In this context, in some cases, some judicial systems are highly criticized as they are said to force disputing parties to apply mediation before starting the litigation process and this doesn’t comply with the feature of “voluntary”. Because, in the said jurisdictions, where there is mandatory mediation, the mediation process is a prerequisite for resorting to the litigation.
Turkey recently joined the jurisdictions that oblige disputing parties to mandatory mediation processes for certain disputes. The legislation introduced by Turkey to enable this system are specified below:
- The Law on Mediation in Civil Disputes numbered 6325 came into force on 22 June 2013. With the enactment of the Law, mediation became more popular in Turkish jurisdiction.
- The new Law on Labor Courts numbered 7036 was enacted on 25 October 2017. According to Article 3 of said Law, mandatory mediation became a prerequisite for litigation of monetary claims raised by both employees and employers within labor disputes.
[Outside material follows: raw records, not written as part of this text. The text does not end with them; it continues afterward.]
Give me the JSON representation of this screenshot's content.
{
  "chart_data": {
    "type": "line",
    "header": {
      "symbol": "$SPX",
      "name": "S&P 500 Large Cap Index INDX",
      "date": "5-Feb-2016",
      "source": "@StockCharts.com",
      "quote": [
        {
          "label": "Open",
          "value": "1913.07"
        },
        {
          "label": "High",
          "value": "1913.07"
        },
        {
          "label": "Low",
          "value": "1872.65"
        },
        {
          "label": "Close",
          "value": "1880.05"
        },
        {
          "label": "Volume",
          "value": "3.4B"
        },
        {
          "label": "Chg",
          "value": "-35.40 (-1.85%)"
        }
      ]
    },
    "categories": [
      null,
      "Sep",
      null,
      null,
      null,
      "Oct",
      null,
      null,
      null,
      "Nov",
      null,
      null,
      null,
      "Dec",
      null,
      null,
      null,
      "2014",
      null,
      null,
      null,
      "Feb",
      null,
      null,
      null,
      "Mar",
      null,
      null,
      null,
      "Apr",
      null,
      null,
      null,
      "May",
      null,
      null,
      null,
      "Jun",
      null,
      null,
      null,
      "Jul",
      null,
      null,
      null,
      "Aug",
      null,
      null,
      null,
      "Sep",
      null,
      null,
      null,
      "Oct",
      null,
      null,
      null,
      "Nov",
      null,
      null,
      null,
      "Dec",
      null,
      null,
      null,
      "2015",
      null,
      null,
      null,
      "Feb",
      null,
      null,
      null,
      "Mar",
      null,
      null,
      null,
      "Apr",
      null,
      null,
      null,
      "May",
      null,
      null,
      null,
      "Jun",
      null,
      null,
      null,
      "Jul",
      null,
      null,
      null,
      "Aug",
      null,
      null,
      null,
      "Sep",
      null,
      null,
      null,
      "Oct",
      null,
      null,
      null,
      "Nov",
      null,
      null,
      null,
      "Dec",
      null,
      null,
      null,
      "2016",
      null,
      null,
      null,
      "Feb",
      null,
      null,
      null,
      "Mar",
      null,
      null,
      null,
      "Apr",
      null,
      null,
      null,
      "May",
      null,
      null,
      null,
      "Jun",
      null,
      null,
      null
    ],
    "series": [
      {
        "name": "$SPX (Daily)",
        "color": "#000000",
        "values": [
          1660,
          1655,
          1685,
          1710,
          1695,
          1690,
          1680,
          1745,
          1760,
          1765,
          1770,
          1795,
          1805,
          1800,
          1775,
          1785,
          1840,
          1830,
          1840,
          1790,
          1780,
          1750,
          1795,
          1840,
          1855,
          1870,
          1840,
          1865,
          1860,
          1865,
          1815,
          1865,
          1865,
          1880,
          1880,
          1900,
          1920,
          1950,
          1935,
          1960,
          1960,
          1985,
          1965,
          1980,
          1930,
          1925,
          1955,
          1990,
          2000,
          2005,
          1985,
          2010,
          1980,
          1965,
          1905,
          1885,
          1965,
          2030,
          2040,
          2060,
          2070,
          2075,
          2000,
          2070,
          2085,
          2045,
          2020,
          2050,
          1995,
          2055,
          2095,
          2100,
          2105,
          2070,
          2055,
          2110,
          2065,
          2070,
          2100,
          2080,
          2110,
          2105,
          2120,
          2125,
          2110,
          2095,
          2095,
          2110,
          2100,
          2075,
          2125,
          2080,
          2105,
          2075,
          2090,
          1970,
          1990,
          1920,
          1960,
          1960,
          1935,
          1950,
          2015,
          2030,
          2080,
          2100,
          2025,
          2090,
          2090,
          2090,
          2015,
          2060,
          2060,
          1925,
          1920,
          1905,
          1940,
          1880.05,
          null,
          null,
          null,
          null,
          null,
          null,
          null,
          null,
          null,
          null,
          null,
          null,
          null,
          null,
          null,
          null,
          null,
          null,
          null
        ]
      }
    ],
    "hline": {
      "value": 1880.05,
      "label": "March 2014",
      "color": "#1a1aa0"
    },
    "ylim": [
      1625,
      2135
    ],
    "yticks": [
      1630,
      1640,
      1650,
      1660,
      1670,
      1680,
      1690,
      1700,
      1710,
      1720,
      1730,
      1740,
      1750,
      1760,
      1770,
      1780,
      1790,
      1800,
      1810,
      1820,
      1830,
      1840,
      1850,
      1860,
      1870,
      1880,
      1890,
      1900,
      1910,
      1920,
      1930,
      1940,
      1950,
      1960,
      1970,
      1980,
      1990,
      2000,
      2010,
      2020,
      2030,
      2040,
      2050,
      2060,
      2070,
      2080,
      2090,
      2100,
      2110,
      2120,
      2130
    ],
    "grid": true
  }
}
- Law No. 7155 entitled “Law on the Procedure of Initiating Debt Enforcement Proceedings For Payment Claims Under Subscription Agreements” was published in the Official Gazette dated 19 December 2018 and numbered 30630. According to Article 20 of this Law, which introduced the new Article 5/A of Turkish Commercial Code numbered 6102, “commercial disputes” the subject matter of which is a debt or indemnity claim requiring the payment of a sum of money will be subject to mandatory commercial mediation. That is to say, any party that wishes to bring formal court proceedings relating to commercial payment claims is initially to go through the applicable mandatory mediation proceedings.
It is clear from the above-mentioned provisions that disputing parties are obliged to apply to a mediator before filing a lawsuit for certain disputes. As a result, if a party directly resorts to litigation failing to fulfill this obligation, Turkish courts dismiss the application on procedural grounds.
It must be noted that the appropriateness of this mechanism is questioned given the voluntary character of mediation in particular. The concern is that forcing disputing parties to mediate as a prerequisite to the litigation process by way of mandatory mediation runs against the defining voluntary nature of this process. On the other hand, it can be claimed that the voluntariness feature is still preserved under mandatory mediation because the parties are free to end the process and move on to litigation if they fail to reach a settlement.
The debate on whether “voluntary” mediation should be made mandatory is likely to continue for some time, considering the recent rumors of a prospective expansion of the mandatory mediation procedures to include other areas such as family law.